Books: ジョジョの奇妙な冒険 / 荒木飛呂彦、関島眞頼、山口 宏(1993)

 

ジョジョ漫画の特徴である「スタンド」とは、その人の思考、想い、情念、魂など生命のエネルギーが、外部で特定の形をとったものです。選ばれし者にしかスタンドは現れず、基本的にはその使い主自身を守るために本人が操作することで守護神の如く振る舞います。

しかし、第3部「スターダストクルセイダーズ」では、承太郎の母のホリィに芽生え始めたスタンドは、彼女の許容力を超えていたため、外部には現れず、内部から彼女の生命を脅かすことになりました。

「スタンド」は、人間の心の複雑さをうまく表現していると思います。特に、悪の化身DIOに見初められた(つけ込まれた)人間は、往々にして、社会で差別を受けたり、あるいは正義に裏切られたり、愛情が不足していたり、人生で深く傷ついた経験(トラウマ)を抱えています。その負のエネルギーの結晶体である敵スタンドたちは、これでもかというくらいに次々に現れ、どれも非常に粘着質で、承太郎たちの行く手を阻み続けます。

その「スタンド」たちですが、どこかエクストリーム・メタルに似ています。どうしようもない心の葛藤であったり、苦しみや嘆きが、情念として形をとり、魂が宿ります。まるで音楽そのものが生き物のように、聴く人の前に現れます。Dir En Greyの『UROBOROS』(ウロボロス)(2008年)は、中東の民族音楽を取り入れており、ちょうど、ジョジョの第3部はエジプトのカイロが最終目的地になっており、そこで繰り広げられるバトルが、Dir En Greyのこのアルバムの世界観にマッチしています。

本小説で登場する敵キャラのアブサロムとミカルの兄妹のトラウマを知ると、とても気の毒な経験をしています。怒りのやり場を失ったアブサロムです。
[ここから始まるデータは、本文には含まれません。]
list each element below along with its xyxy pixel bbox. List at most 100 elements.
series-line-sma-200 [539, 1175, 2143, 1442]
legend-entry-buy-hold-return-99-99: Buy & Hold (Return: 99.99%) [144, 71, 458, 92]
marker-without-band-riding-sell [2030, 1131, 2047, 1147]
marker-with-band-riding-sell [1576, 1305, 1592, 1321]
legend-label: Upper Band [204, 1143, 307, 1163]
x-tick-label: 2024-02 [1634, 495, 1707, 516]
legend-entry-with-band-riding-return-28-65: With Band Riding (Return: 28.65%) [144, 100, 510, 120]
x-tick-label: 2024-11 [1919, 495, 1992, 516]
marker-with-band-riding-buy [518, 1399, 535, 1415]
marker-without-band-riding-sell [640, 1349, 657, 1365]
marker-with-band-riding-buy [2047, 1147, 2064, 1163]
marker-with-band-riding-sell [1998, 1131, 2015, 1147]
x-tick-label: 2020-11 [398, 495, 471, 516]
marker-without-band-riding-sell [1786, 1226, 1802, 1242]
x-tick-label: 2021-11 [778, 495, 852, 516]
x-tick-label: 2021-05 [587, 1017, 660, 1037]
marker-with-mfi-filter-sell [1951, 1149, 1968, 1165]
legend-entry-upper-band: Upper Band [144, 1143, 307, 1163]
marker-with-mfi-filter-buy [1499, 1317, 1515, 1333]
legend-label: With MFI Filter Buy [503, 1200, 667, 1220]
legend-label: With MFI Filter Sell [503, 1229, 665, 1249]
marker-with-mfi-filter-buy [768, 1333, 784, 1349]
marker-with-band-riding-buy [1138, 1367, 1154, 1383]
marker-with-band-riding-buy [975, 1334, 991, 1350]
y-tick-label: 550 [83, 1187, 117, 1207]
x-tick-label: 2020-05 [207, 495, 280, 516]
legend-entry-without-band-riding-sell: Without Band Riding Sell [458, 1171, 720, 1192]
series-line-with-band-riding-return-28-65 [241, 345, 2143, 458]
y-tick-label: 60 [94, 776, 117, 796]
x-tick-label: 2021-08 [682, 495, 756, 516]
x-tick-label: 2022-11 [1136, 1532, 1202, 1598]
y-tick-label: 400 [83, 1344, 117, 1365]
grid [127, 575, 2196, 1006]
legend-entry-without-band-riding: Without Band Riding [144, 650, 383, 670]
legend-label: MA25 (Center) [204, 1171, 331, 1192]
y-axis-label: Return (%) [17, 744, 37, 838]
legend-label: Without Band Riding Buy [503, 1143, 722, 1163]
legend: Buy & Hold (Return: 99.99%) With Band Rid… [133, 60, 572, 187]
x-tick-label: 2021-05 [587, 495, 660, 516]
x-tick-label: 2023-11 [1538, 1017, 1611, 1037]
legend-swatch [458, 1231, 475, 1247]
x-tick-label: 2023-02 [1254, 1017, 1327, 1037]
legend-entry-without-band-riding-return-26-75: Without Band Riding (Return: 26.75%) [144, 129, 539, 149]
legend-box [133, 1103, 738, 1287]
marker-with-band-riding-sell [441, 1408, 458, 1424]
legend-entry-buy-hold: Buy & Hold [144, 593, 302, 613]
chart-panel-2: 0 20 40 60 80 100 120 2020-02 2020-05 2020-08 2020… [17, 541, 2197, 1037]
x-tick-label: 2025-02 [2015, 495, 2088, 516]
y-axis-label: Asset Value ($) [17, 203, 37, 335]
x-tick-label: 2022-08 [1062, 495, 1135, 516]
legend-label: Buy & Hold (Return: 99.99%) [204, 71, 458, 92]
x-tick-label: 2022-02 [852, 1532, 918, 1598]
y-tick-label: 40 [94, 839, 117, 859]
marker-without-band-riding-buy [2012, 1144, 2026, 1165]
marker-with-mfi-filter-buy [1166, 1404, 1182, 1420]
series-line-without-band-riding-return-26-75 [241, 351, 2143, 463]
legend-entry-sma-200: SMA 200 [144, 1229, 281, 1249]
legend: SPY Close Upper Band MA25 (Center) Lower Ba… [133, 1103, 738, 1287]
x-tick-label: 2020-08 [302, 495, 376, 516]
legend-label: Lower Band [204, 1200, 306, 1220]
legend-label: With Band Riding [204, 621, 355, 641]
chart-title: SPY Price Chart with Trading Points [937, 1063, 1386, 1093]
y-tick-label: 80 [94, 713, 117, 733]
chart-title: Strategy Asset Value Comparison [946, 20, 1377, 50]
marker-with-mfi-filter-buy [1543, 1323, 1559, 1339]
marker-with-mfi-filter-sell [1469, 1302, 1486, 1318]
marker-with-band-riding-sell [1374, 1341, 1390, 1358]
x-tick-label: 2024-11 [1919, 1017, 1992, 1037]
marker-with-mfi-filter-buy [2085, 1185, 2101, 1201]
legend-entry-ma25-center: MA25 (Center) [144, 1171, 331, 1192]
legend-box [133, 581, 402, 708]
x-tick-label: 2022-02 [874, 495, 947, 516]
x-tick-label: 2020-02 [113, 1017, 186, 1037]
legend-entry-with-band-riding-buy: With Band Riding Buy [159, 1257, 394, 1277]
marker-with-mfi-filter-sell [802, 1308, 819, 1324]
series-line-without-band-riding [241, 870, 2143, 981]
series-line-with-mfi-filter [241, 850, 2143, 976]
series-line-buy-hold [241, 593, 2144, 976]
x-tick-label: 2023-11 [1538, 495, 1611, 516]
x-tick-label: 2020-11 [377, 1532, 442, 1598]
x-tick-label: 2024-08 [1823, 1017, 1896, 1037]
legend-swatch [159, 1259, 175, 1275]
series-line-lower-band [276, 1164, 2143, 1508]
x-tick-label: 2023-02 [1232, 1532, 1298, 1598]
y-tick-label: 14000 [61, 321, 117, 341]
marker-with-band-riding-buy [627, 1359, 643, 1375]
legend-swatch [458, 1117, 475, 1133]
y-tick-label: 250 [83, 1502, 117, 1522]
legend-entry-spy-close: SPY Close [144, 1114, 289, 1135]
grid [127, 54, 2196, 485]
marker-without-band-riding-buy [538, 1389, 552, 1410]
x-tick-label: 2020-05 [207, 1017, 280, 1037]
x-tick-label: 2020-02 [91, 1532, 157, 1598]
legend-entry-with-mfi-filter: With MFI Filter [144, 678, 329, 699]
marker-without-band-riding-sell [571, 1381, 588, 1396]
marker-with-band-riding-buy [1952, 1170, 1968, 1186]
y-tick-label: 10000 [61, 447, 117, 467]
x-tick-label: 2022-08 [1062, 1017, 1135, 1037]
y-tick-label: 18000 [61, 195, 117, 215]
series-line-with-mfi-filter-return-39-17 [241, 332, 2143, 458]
誰が正義で、誰が不正義かわからなくなります。強いていうなら、各人が自分の中に敵を抱えているということでしょうか。

機械文明批判や政治批判、東西冷戦の最悪の結末、あるいは明るくない未来を予見した手塚治虫石ノ森章太郎松本零士宮崎駿の昭和時代の作品は、非常にウィットに富み、深淵なテーマを扱ったものばかりで、とても考えさせられる内容であります。

荒木飛呂彦ジョジョシリーズは、平成・令和のリアルタイムの漫画であり、未来の予想図でもなく、文明批判や体制批判でもないです。しかし、何かパーソナルなところに届くメッセージがあります。それは、漫画に登場するキャラが敵味方にかかわらず、内面でのトラウマや怨念を秘めているからでしょう。

文章を書くのに長けた人なら、小説として描くでしょうし、音楽が得意な人なら、音で表現したかも知れません。絵が上手で、ストーリー構築ができる荒木氏は、それをダイナミックな絵として立ち上がらせ、類まれな物語を展開させています。

こういった小説、漫画、音楽は、人が創った物語、すなわちフィクション(架空の物語)ではありますが、リアル(現実的)さを感じずにはいられません。

「熊本より東京は広い。東京より日本は広い。日本より……」でちょっと切ったが、三四郎の顔を見ると耳を傾けている。 「日本より頭の中のほうが広いでしょう」と言った。「とらわれちゃだめだ。いくら日本のためを思ったって贔屓の引き倒しになるばかりだ」(夏目漱石 三四郎より)

「人の頭の中は、広い」と言わせたのは、夏目漱石ですが、夏目漱石の小説にも、特に晩年の作品になるほど、どうしようもない人が次々に登場しますが、これもまた人間の情念を描いたリアル(現実)と思います。スーパーヒーローとは真逆のどこにでもいそうな人間たち。でも、とても根が深いものを抱えており、彼らに知らぬ間にがんじがらめにされる主人公。

人生とは、「苦」とはよく言ったものです。ジョースターの血族のスタンドは、先祖からのカルマですし、DIOにつけ込まれた人間は、「強くなりたい」、「社会を見返してやりたい」、「世界を征服したい」という「強い欲望」を利用されたサイコパス(社会的変質者)と言えますし、それは「弱さ」が露呈したことになります。

承太郎たちにとって、敵スタンドとは、「苦しみ」や「試練」を象徴していると言えます。第3部は、言うなれば、負のエネルギーとなって結晶化した良からぬ想い(情念)を打ち砕く修養の旅のようです。読者は、自分の情念がもしスタンドとして出現したら、どんな姿・形で、どんな能力なんだろうかと思いながら読み進めることになります。